Making an "allusive" format for a book—that is, casting it in the style of the period of the original text—is in a small way something like planning the stage setting for a play. An up-to-date style for an ancient text would compare with staging Hamlet in modern dress. However novel and effective in its own way, you feel it to be strange, and this sense of strangeness is an annoying distraction; you are forced to think of the setting and the designer rather than of the text.
The character of the text to be printed is of course the first thing to consider in selecting the kind of type; and the number of pages to which the book will probably run is the determining factor as to what size of type is possible. The width and length of the type page are then to be proportioned to the paper page, which in turn also helps to determine the size of the type. All these considerations are interlocking.
There have been several rules formulated for page proportions. One is that the width of the page should approximate one-half of the diagonal. Another is that the length of line should be one-half more than the length of a line of the twenty-six lower-case letters of the type used. But all such rules are only guides, to be discarded when the effect you are after seems to require something else; this something else to be determined only by the judgment of the designer and his feeling for the appearance of the page. In the reproduction of the styles of early typography the designer should avoid setting small type in too wide a measure. The old printers in their folio volumes did not seem to mind very long lines of comparatively small type. But most of these ancient books in Roman type were never intended for rapid reading. They were generally Latin texts where the eye follows the line better than in English or French composition. Latin composition naturally makes more beautiful pages on account of the preponderance of short letters—m, n, u, etc., with comparatively few ascenders and descenders. The evenness of spacing that the early printers got came from their abundant use of Latin abbreviations and their indifference as to how many consecutive word divisions occurred at the ends of lines, but it was never a conscious effort to obtain what is called "texture" in the page. There should be no laboring to produce a perfectly spaced page but rather an endeavor to avoid a badly spaced one.

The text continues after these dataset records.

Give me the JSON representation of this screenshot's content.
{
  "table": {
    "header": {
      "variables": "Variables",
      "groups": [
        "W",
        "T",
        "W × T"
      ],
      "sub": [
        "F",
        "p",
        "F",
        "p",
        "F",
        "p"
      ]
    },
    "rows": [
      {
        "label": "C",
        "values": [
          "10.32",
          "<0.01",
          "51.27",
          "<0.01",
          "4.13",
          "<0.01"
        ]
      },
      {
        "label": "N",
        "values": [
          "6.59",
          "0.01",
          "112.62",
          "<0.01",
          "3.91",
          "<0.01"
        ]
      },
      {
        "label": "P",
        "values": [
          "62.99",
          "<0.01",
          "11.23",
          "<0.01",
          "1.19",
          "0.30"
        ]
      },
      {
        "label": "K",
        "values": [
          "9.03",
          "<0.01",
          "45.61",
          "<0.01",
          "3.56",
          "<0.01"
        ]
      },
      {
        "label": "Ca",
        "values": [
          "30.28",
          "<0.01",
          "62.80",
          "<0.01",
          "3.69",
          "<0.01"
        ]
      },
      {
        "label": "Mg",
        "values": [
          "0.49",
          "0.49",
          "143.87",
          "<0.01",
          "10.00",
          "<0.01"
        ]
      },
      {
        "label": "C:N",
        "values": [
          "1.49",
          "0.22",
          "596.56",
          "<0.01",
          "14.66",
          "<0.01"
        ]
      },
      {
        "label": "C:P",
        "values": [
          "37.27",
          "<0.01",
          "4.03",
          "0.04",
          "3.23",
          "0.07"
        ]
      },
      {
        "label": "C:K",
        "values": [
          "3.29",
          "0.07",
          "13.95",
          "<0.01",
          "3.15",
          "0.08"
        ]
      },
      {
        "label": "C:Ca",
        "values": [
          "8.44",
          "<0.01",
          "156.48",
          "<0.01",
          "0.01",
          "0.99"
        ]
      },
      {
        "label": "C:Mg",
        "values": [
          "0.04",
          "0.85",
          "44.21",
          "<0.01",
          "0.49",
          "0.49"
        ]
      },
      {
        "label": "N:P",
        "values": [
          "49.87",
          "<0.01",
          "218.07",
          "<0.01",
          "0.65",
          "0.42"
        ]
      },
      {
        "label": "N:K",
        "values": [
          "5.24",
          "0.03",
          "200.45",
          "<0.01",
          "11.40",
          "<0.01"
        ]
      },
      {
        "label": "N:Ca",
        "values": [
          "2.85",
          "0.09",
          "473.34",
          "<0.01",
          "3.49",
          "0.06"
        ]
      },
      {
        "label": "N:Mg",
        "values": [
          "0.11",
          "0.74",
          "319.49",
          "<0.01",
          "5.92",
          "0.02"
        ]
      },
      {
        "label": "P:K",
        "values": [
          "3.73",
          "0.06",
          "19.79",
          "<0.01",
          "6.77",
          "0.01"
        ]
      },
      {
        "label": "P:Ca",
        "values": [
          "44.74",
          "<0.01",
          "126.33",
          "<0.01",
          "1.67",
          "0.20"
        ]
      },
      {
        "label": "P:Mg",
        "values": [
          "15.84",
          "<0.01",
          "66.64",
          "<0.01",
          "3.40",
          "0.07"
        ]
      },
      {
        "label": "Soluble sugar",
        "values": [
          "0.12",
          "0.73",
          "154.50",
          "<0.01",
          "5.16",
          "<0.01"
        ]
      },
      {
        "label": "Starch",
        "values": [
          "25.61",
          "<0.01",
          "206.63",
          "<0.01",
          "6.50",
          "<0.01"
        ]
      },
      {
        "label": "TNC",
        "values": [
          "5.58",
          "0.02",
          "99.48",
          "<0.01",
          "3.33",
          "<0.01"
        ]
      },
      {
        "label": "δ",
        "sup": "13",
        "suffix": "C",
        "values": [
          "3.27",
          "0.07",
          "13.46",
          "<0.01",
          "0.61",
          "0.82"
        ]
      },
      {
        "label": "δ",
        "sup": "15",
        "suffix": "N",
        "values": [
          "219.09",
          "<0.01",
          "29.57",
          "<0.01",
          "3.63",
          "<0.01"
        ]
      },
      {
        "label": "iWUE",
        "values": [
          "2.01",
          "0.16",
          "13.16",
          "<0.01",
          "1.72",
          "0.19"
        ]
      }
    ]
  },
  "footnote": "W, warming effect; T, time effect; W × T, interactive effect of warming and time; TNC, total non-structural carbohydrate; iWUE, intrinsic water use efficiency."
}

The amount of leading that a page requires depends on so many factors that it is difficult to give any fixed method of procedure. The kind of type, the size of type, the length of line and the general character of the text all bear on this point. Generally speaking, most types should be at least slightly leaded, especially if the lines are fairly long. This helps the eye to catch the following line in rapid reading more easily than when the type is set solidly. The solid pages were usually adopted when old-style types were used exclusively; but when modern type came in, beginning with Bodoni, the custom of leading, sometimes double-leading, arose. The effect of these new types was helped by a generous amount of white paper between the lines. This applies to Bodoni, Bulmer, and the Scotch face and their derivatives. Antique types were, however, occasionally very freely leaded, especially in Spanish books of the late fifteenth and early sixteenth centuries.

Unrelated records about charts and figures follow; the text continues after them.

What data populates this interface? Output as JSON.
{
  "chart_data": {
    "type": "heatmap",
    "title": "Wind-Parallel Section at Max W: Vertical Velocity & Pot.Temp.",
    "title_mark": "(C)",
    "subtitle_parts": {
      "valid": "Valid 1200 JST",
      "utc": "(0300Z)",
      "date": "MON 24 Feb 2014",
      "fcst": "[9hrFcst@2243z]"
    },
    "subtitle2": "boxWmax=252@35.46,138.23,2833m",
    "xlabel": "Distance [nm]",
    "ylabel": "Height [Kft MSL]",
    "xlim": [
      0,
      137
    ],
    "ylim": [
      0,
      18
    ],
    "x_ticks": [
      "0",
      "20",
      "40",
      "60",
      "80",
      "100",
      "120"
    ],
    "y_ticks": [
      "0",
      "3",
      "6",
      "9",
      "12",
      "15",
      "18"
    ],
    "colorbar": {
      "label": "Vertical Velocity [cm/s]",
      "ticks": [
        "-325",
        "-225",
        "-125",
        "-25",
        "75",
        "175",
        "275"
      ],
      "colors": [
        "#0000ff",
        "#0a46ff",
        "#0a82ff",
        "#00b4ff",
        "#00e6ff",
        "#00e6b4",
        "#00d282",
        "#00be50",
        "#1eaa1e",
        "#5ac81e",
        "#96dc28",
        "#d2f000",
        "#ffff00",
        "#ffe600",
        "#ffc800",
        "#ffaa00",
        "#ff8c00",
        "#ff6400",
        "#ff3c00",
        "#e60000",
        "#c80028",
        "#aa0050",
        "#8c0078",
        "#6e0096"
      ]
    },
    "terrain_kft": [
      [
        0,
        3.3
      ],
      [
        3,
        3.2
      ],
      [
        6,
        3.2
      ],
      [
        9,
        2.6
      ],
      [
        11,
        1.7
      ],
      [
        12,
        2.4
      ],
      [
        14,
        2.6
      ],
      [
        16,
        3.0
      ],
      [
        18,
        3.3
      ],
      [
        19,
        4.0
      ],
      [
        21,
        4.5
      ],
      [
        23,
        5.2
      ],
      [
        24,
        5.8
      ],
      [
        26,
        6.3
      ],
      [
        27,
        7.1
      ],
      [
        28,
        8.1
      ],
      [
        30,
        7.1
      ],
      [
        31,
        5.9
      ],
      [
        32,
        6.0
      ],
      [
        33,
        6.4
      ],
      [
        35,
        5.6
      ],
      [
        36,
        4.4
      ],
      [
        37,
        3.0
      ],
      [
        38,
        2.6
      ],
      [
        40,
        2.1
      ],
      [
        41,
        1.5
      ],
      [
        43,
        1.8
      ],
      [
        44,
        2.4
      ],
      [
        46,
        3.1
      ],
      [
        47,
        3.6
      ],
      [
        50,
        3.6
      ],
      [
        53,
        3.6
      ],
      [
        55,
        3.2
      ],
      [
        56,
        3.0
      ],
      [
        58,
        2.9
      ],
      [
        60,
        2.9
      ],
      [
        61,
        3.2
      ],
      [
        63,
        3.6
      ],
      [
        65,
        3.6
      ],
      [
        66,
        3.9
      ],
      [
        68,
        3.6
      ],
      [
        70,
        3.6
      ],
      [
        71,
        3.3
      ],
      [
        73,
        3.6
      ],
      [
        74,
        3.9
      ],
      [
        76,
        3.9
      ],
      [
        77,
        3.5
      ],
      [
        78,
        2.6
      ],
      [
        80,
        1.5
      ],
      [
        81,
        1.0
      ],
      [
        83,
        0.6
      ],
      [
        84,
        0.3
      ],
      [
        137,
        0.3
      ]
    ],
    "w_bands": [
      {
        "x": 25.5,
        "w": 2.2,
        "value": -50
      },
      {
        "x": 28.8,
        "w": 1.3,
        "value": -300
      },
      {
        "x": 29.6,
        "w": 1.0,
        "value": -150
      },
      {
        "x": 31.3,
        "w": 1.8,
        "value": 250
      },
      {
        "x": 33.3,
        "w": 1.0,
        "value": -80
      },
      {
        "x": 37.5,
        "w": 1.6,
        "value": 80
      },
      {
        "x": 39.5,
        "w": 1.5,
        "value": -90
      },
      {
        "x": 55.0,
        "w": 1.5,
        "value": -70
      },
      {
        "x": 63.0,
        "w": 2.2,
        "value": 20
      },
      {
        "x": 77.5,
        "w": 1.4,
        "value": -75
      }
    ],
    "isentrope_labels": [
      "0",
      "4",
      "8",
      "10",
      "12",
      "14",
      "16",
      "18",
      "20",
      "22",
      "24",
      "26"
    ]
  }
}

The conventional use of quotation marks is to place a double mark at the beginning and end of the passage quoted, with single marks for any quotations within it. In books with much conversation the use of double quotes frequently results in very mottled typography, and for many years some English printers have adopted the single mark for the major quotations, using double marks only if an inner quote occurs. This violates, a little, one's sense of relative importance, but in a book where there are only simple quotations there is no reason why the single mark should not suffice, much to the visual improvement of the typography. There is some possibility of confusion if the last word of the extract should chance to be a possessive plural, with an apostrophe, as the two marks are identical; but this occurs so infrequently as to be negligible.

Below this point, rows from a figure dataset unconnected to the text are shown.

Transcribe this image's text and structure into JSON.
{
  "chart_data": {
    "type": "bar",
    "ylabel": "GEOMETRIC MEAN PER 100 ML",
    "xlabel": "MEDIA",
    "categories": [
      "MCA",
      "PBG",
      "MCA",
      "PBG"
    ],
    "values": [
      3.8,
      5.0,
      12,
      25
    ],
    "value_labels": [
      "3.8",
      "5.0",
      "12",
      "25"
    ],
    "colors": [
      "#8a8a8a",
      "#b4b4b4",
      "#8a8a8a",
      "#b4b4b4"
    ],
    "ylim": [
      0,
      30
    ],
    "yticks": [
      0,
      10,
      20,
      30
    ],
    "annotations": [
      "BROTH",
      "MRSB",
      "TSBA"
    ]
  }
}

Inverted commas were used for opening quotes in most founts until comparatively recent years, but now a separate pattern is provided for most founts. Reversed, instead of inverted commas now accompany many founts, particularly the reproductions of late nineteenth- and early twentieth-century types, at which time they were first introduced.
French, Spanish and other continental founders furnish a special design of marks, « »; but these look rather strange to Anglo-Saxon eyes.